Oh, now I get what the hell a "chav" is. They're the young people in Britain you're supposed to be afraid of and allowed to sneer at. It was a reference to "the national sport of chav-baiting" in a news item that tipped me off. The Australian equivalent at the mo would be young Lebanese-Australian men.

[identity profile] infinitarian.livejournal.com 2006-04-28 04:29 pm (UTC)(link)
It is a lot more inclusive than the old show, especially when it comes to class!

The portrayals may have been somewhat lacking in authenticity, but two of the first Doctor's companions, to whit Dodo and Ben, were supposed to be present-day working-class people. Admittedly it would take the show until 1987 before that happened again (unless you count Benton), but it deserves points for early effort, at least.

[identity profile] kateorman.livejournal.com 2006-04-28 10:34 pm (UTC)(link)
Think you might be using a bit of Internet mathematics there, mate. :-)
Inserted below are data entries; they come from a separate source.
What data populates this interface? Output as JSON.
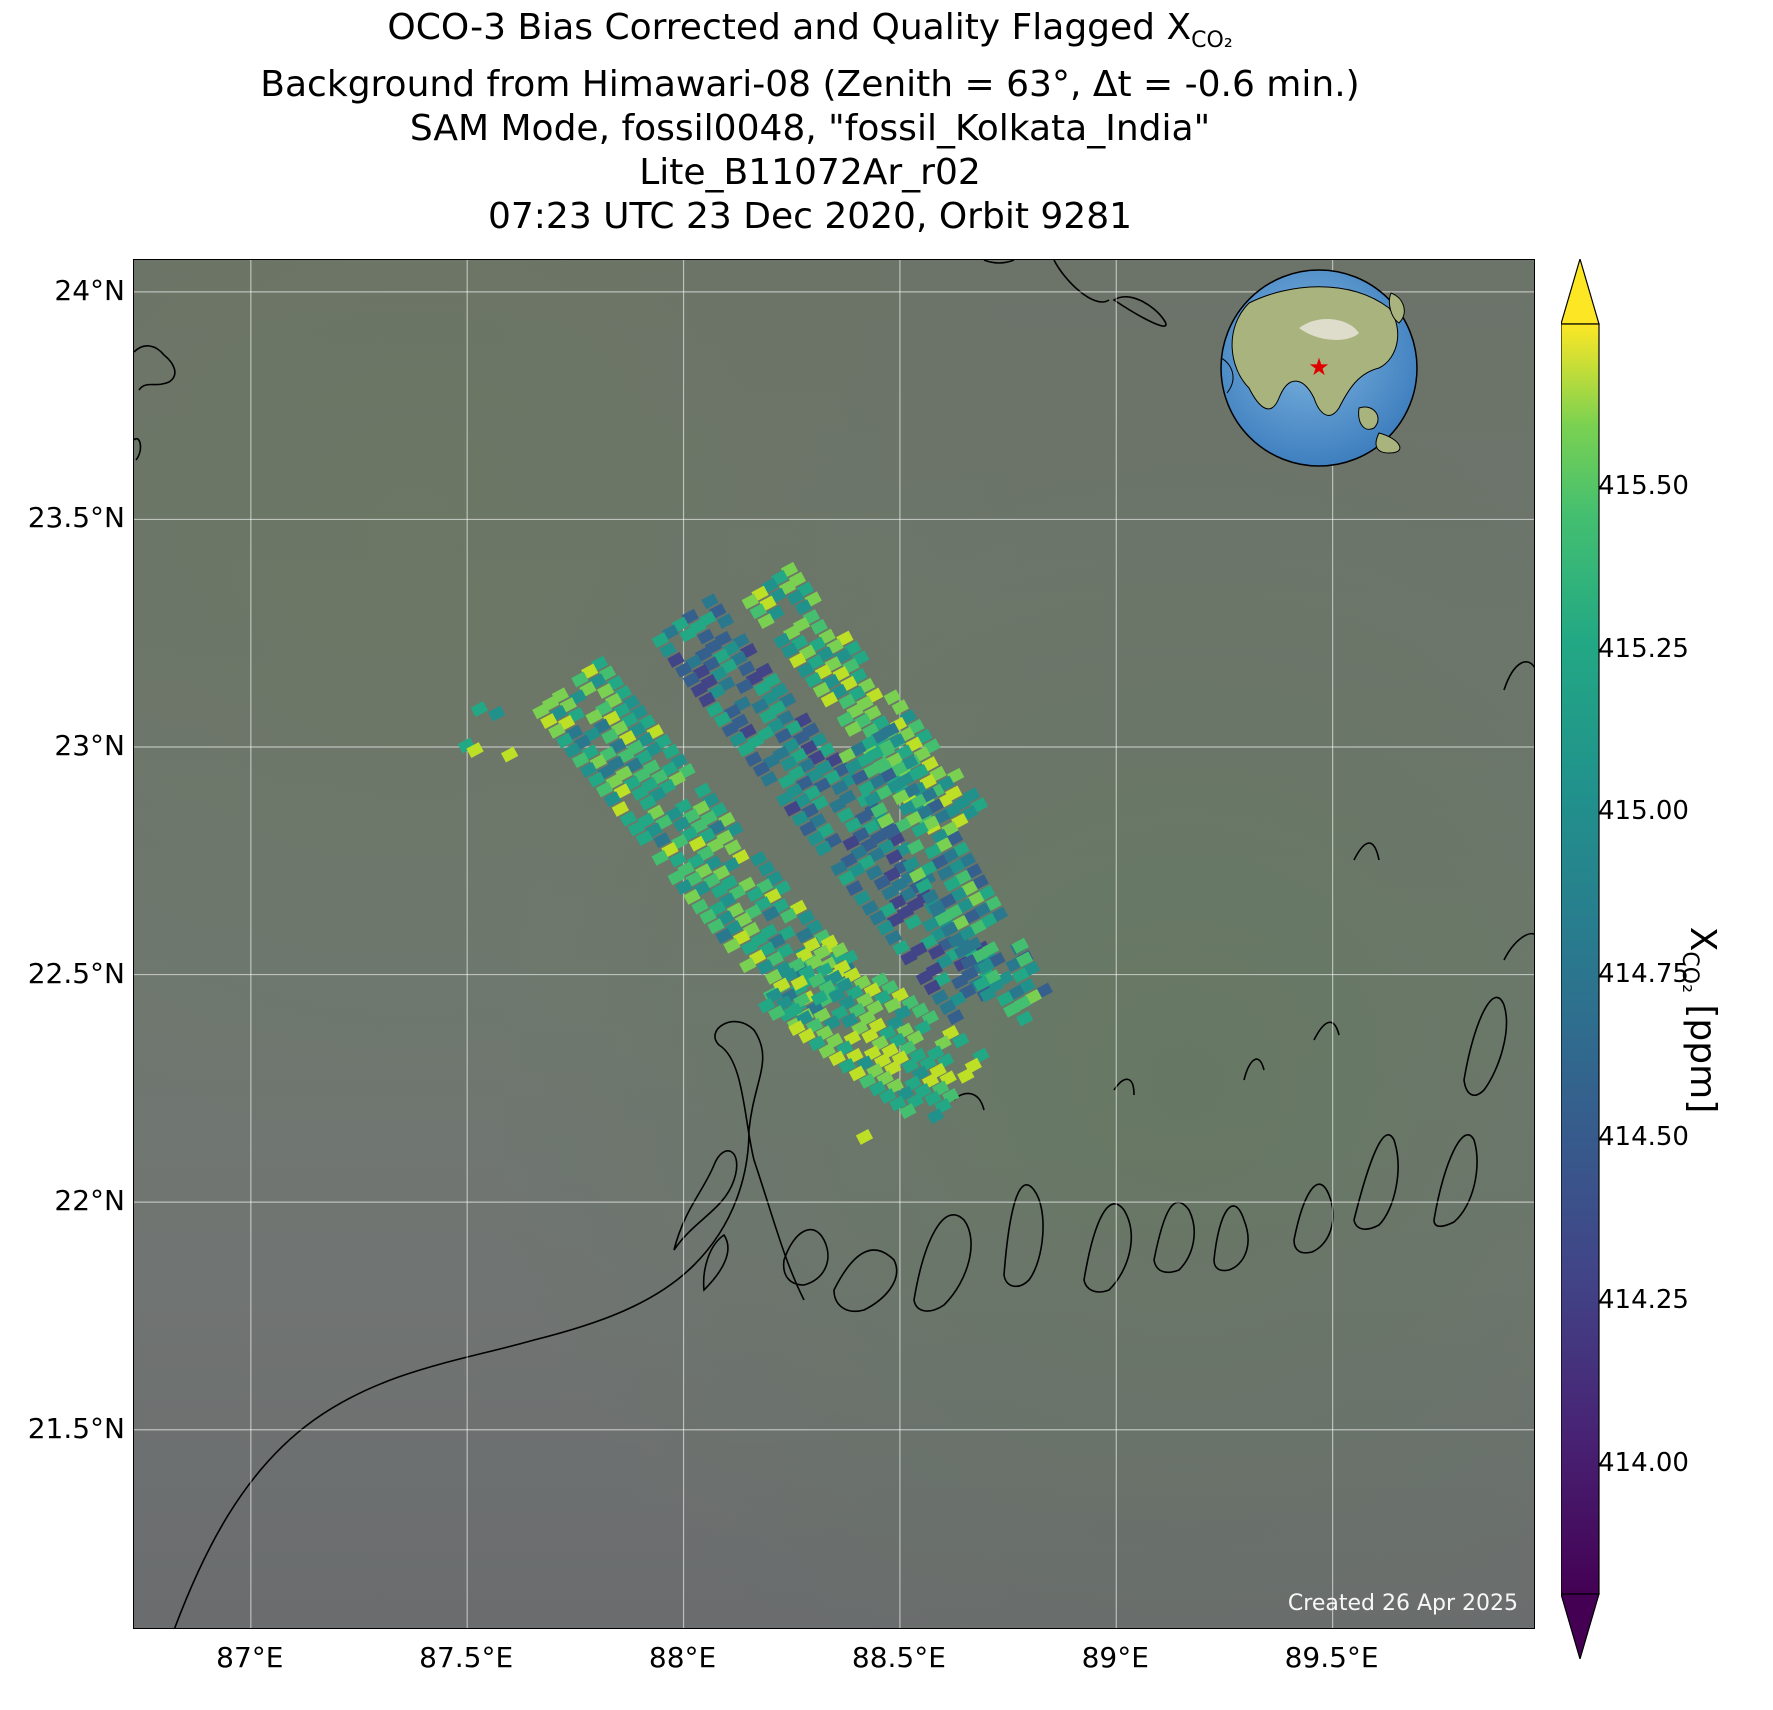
{
  "title": {
    "line1_prefix": "OCO-3 Bias Corrected and Quality Flagged X",
    "line1_sub": "CO₂",
    "line2": "Background from Himawari-08 (Zenith = 63°, Δt = -0.6 min.)",
    "line3": "SAM Mode, fossil0048, \"fossil_Kolkata_India\"",
    "line4": "Lite_B11072Ar_r02",
    "line5": "07:23 UTC 23 Dec 2020, Orbit 9281"
  },
  "footer": {
    "created": "Created 26 Apr 2025"
  },
  "map": {
    "lon_range": [
      86.73,
      89.97
    ],
    "lat_range": [
      21.06,
      24.07
    ],
    "lon_ticks": [
      {
        "value": 87.0,
        "label": "87°E"
      },
      {
        "value": 87.5,
        "label": "87.5°E"
      },
      {
        "value": 88.0,
        "label": "88°E"
      },
      {
        "value": 88.5,
        "label": "88.5°E"
      },
      {
        "value": 89.0,
        "label": "89°E"
      },
      {
        "value": 89.5,
        "label": "89.5°E"
      }
    ],
    "lat_ticks": [
      {
        "value": 24.0,
        "label": "24°N"
      },
      {
        "value": 23.5,
        "label": "23.5°N"
      },
      {
        "value": 23.0,
        "label": "23°N"
      },
      {
        "value": 22.5,
        "label": "22.5°N"
      },
      {
        "value": 22.0,
        "label": "22°N"
      },
      {
        "value": 21.5,
        "label": "21.5°N"
      }
    ],
    "gridlines": true,
    "background": "Himawari-08 true color",
    "inset_globe": {
      "position": "top-right",
      "marker": "red-star",
      "target_lon": 88.3,
      "target_lat": 22.6
    },
    "swaths": [
      {
        "from": [
          87.73,
          23.12
        ],
        "to": [
          88.33,
          22.42
        ],
        "half_width": 0.1
      },
      {
        "from": [
          88.0,
          23.27
        ],
        "to": [
          88.7,
          22.42
        ],
        "half_width": 0.08
      },
      {
        "from": [
          88.2,
          23.35
        ],
        "to": [
          88.65,
          22.82
        ],
        "half_width": 0.06
      },
      {
        "from": [
          88.42,
          23.0
        ],
        "to": [
          88.78,
          22.42
        ],
        "half_width": 0.07
      },
      {
        "from": [
          88.25,
          22.5
        ],
        "to": [
          88.63,
          22.23
        ],
        "half_width": 0.11
      }
    ],
    "scattered": [
      [
        87.53,
        23.08
      ],
      [
        87.57,
        23.07
      ],
      [
        87.5,
        23.0
      ],
      [
        87.52,
        22.99
      ],
      [
        87.6,
        22.98
      ],
      [
        88.78,
        22.56
      ],
      [
        88.79,
        22.53
      ],
      [
        88.79,
        22.4
      ],
      [
        88.42,
        22.14
      ]
    ]
  },
  "colorbar": {
    "colormap": "viridis",
    "min": 413.8,
    "max": 415.75,
    "extend": "both",
    "ticks": [
      {
        "value": 414.0,
        "label": "414.00"
      },
      {
        "value": 414.25,
        "label": "414.25"
      },
      {
        "value": 414.5,
        "label": "414.50"
      },
      {
        "value": 414.75,
        "label": "414.75"
      },
      {
        "value": 415.0,
        "label": "415.00"
      },
      {
        "value": 415.25,
        "label": "415.25"
      },
      {
        "value": 415.5,
        "label": "415.50"
      }
    ],
    "label_prefix": "X",
    "label_sub": "CO₂",
    "label_suffix": " [ppm]"
  }
}
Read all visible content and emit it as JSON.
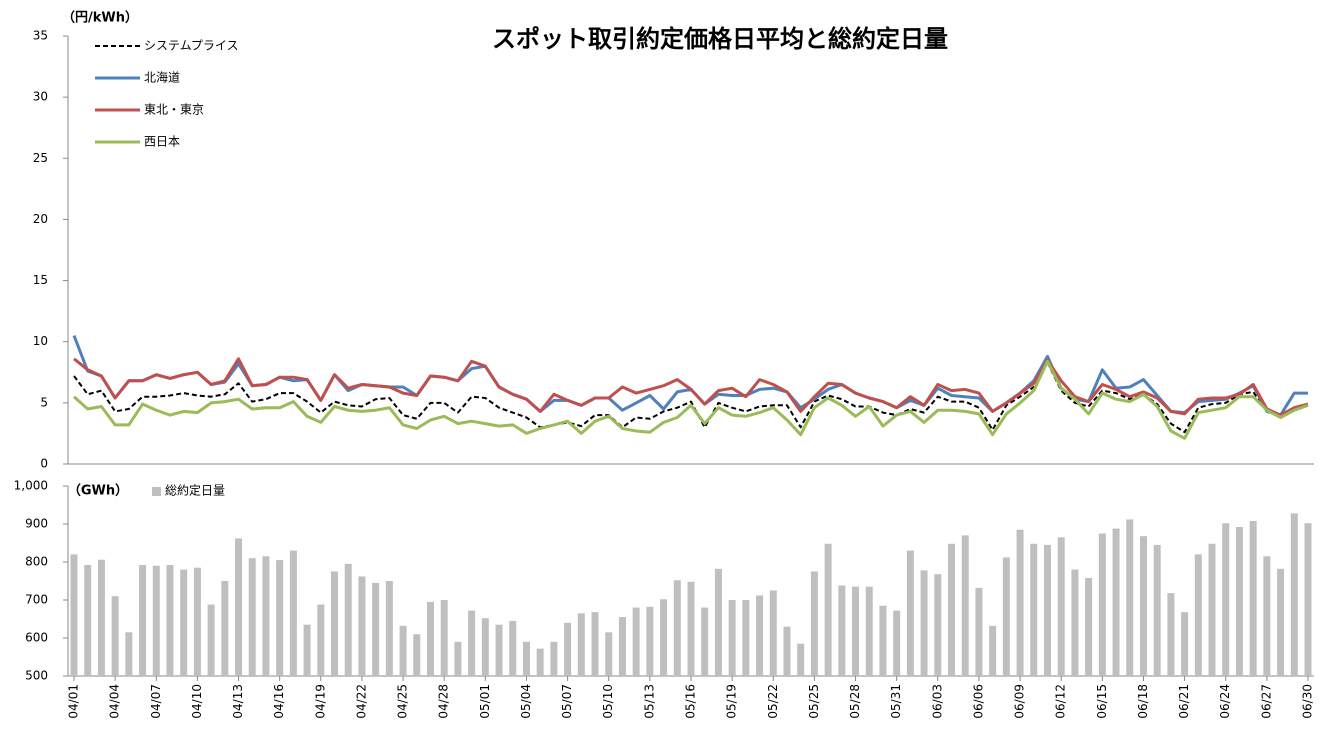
{
  "chart_data": [
    {
      "type": "line",
      "title": "スポット取引約定価格日平均と総約定日量",
      "y_label": "（円/kWh）",
      "ylim": [
        0,
        35
      ],
      "yticks": [
        0,
        5,
        10,
        15,
        20,
        25,
        30,
        35
      ],
      "legend": "top-left",
      "series": [
        {
          "name": "システムプライス",
          "color": "#000000",
          "style": "dashed",
          "values": [
            7.2,
            5.7,
            6.0,
            4.3,
            4.5,
            5.5,
            5.5,
            5.6,
            5.8,
            5.6,
            5.5,
            5.7,
            6.6,
            5.1,
            5.3,
            5.8,
            5.8,
            5.1,
            4.2,
            5.1,
            4.8,
            4.7,
            5.3,
            5.4,
            4.0,
            3.7,
            5.0,
            5.0,
            4.2,
            5.5,
            5.4,
            4.6,
            4.2,
            3.8,
            3.0,
            3.2,
            3.4,
            3.1,
            4.0,
            4.0,
            3.0,
            3.8,
            3.7,
            4.3,
            4.6,
            5.1,
            3.0,
            5.0,
            4.6,
            4.3,
            4.7,
            4.8,
            4.8,
            3.0,
            5.1,
            5.6,
            5.3,
            4.7,
            4.7,
            4.2,
            4.0,
            4.5,
            4.2,
            5.5,
            5.1,
            5.1,
            4.6,
            2.8,
            4.8,
            5.5,
            6.3,
            8.3,
            6.0,
            5.0,
            4.7,
            6.0,
            5.8,
            5.3,
            5.7,
            4.9,
            3.3,
            2.6,
            4.6,
            4.9,
            5.0,
            5.7,
            5.9,
            4.3,
            3.9,
            4.6,
            4.8
          ]
        },
        {
          "name": "北海道",
          "color": "#4f81bd",
          "style": "solid",
          "values": [
            10.5,
            7.6,
            7.2,
            5.4,
            6.8,
            6.8,
            7.3,
            7.0,
            7.3,
            7.5,
            6.5,
            6.7,
            8.2,
            6.4,
            6.5,
            7.1,
            6.8,
            6.9,
            5.2,
            7.3,
            6.0,
            6.5,
            6.4,
            6.3,
            6.3,
            5.6,
            7.2,
            7.1,
            6.8,
            7.8,
            8.0,
            6.3,
            5.7,
            5.3,
            4.3,
            5.2,
            5.2,
            4.8,
            5.4,
            5.4,
            4.4,
            5.0,
            5.6,
            4.5,
            5.9,
            6.1,
            4.9,
            5.7,
            5.6,
            5.6,
            6.1,
            6.2,
            5.9,
            4.6,
            5.3,
            6.1,
            6.5,
            5.8,
            5.4,
            5.1,
            4.6,
            5.2,
            4.8,
            6.2,
            5.6,
            5.5,
            5.4,
            4.3,
            5.0,
            5.8,
            6.8,
            8.8,
            6.2,
            5.3,
            5.1,
            7.7,
            6.2,
            6.3,
            6.9,
            5.6,
            4.3,
            4.2,
            5.1,
            5.2,
            5.3,
            5.8,
            6.4,
            4.3,
            4.0,
            5.8,
            5.8
          ]
        },
        {
          "name": "東北・東京",
          "color": "#c0504d",
          "style": "solid",
          "values": [
            8.6,
            7.7,
            7.2,
            5.4,
            6.8,
            6.8,
            7.3,
            7.0,
            7.3,
            7.5,
            6.5,
            6.8,
            8.6,
            6.4,
            6.5,
            7.1,
            7.1,
            6.9,
            5.2,
            7.3,
            6.2,
            6.5,
            6.4,
            6.3,
            5.8,
            5.6,
            7.2,
            7.1,
            6.8,
            8.4,
            8.0,
            6.3,
            5.7,
            5.3,
            4.3,
            5.7,
            5.2,
            4.8,
            5.4,
            5.4,
            6.3,
            5.8,
            6.1,
            6.4,
            6.9,
            6.1,
            4.9,
            6.0,
            6.2,
            5.5,
            6.9,
            6.5,
            5.9,
            4.3,
            5.5,
            6.6,
            6.5,
            5.8,
            5.4,
            5.1,
            4.6,
            5.5,
            4.8,
            6.5,
            6.0,
            6.1,
            5.8,
            4.3,
            5.0,
            5.8,
            6.6,
            8.5,
            6.8,
            5.5,
            5.1,
            6.5,
            6.1,
            5.5,
            5.9,
            5.4,
            4.3,
            4.1,
            5.3,
            5.4,
            5.4,
            5.7,
            6.5,
            4.5,
            4.0,
            4.6,
            4.9
          ]
        },
        {
          "name": "西日本",
          "color": "#9bbb59",
          "style": "solid",
          "values": [
            5.5,
            4.5,
            4.7,
            3.2,
            3.2,
            4.9,
            4.4,
            4.0,
            4.3,
            4.2,
            5.0,
            5.1,
            5.3,
            4.5,
            4.6,
            4.6,
            5.1,
            3.9,
            3.4,
            4.7,
            4.4,
            4.3,
            4.4,
            4.6,
            3.2,
            2.9,
            3.6,
            3.9,
            3.3,
            3.5,
            3.3,
            3.1,
            3.2,
            2.5,
            2.9,
            3.2,
            3.5,
            2.5,
            3.5,
            3.9,
            2.9,
            2.7,
            2.6,
            3.4,
            3.8,
            4.8,
            3.3,
            4.6,
            4.0,
            3.9,
            4.2,
            4.6,
            3.6,
            2.4,
            4.6,
            5.4,
            4.8,
            3.9,
            4.7,
            3.1,
            4.0,
            4.3,
            3.4,
            4.4,
            4.4,
            4.3,
            4.1,
            2.4,
            4.1,
            5.0,
            6.0,
            8.4,
            6.2,
            5.3,
            4.1,
            5.8,
            5.3,
            5.1,
            5.7,
            4.7,
            2.7,
            2.1,
            4.2,
            4.4,
            4.6,
            5.5,
            5.5,
            4.4,
            3.8,
            4.4,
            4.8
          ]
        }
      ]
    },
    {
      "type": "bar",
      "y_label": "（GWh）",
      "ylim": [
        500,
        1000
      ],
      "yticks": [
        500,
        600,
        700,
        800,
        900,
        {
          "value": 1000,
          "label": "1,000"
        }
      ],
      "legend": "top-left",
      "categories": [
        "04/01",
        null,
        null,
        "04/04",
        null,
        null,
        "04/07",
        null,
        null,
        "04/10",
        null,
        null,
        "04/13",
        null,
        null,
        "04/16",
        null,
        null,
        "04/19",
        null,
        null,
        "04/22",
        null,
        null,
        "04/25",
        null,
        null,
        "04/28",
        null,
        null,
        "05/01",
        null,
        null,
        "05/04",
        null,
        null,
        "05/07",
        null,
        null,
        "05/10",
        null,
        null,
        "05/13",
        null,
        null,
        "05/16",
        null,
        null,
        "05/19",
        null,
        null,
        "05/22",
        null,
        null,
        "05/25",
        null,
        null,
        "05/28",
        null,
        null,
        "05/31",
        null,
        null,
        "06/03",
        null,
        null,
        "06/06",
        null,
        null,
        "06/09",
        null,
        null,
        "06/12",
        null,
        null,
        "06/15",
        null,
        null,
        "06/18",
        null,
        null,
        "06/21",
        null,
        null,
        "06/24",
        null,
        null,
        "06/27",
        null,
        null,
        "06/30"
      ],
      "series": [
        {
          "name": "総約定日量",
          "color": "#bfbfbf",
          "values": [
            820,
            792,
            806,
            710,
            615,
            792,
            790,
            792,
            780,
            785,
            688,
            750,
            862,
            810,
            815,
            805,
            830,
            635,
            688,
            775,
            795,
            762,
            745,
            750,
            632,
            610,
            695,
            700,
            590,
            672,
            652,
            635,
            645,
            590,
            572,
            590,
            640,
            665,
            668,
            615,
            655,
            680,
            682,
            702,
            752,
            748,
            680,
            782,
            700,
            700,
            712,
            725,
            630,
            585,
            775,
            848,
            738,
            735,
            735,
            685,
            672,
            830,
            778,
            768,
            848,
            870,
            732,
            632,
            812,
            885,
            848,
            845,
            865,
            780,
            758,
            875,
            888,
            912,
            868,
            845,
            718,
            668,
            820,
            848,
            902,
            892,
            908,
            815,
            782,
            928,
            902
          ]
        }
      ]
    }
  ]
}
[identity profile] infinitarian.livejournal.com 2006-04-29 01:25 pm (UTC)(link)
Well, I wasn't trying to extrapolate a general rule -- just suggesting that, for a BBC programme in the mid-60s, mid-60s Who tried to be more class-inclusive than one might have expected. Of course it did so from a very middle-class perspective -- Dodo and Ben are clearly working-class characters written by middle-class writers. (But then so are Rose and Jackie.)

Later on, the programme wouldn't even make this effort, which I agree was a shame... and Ace on TV isn't a much more convincing working-class teenager than Dodo was, so they hadn't learned much in the interim either.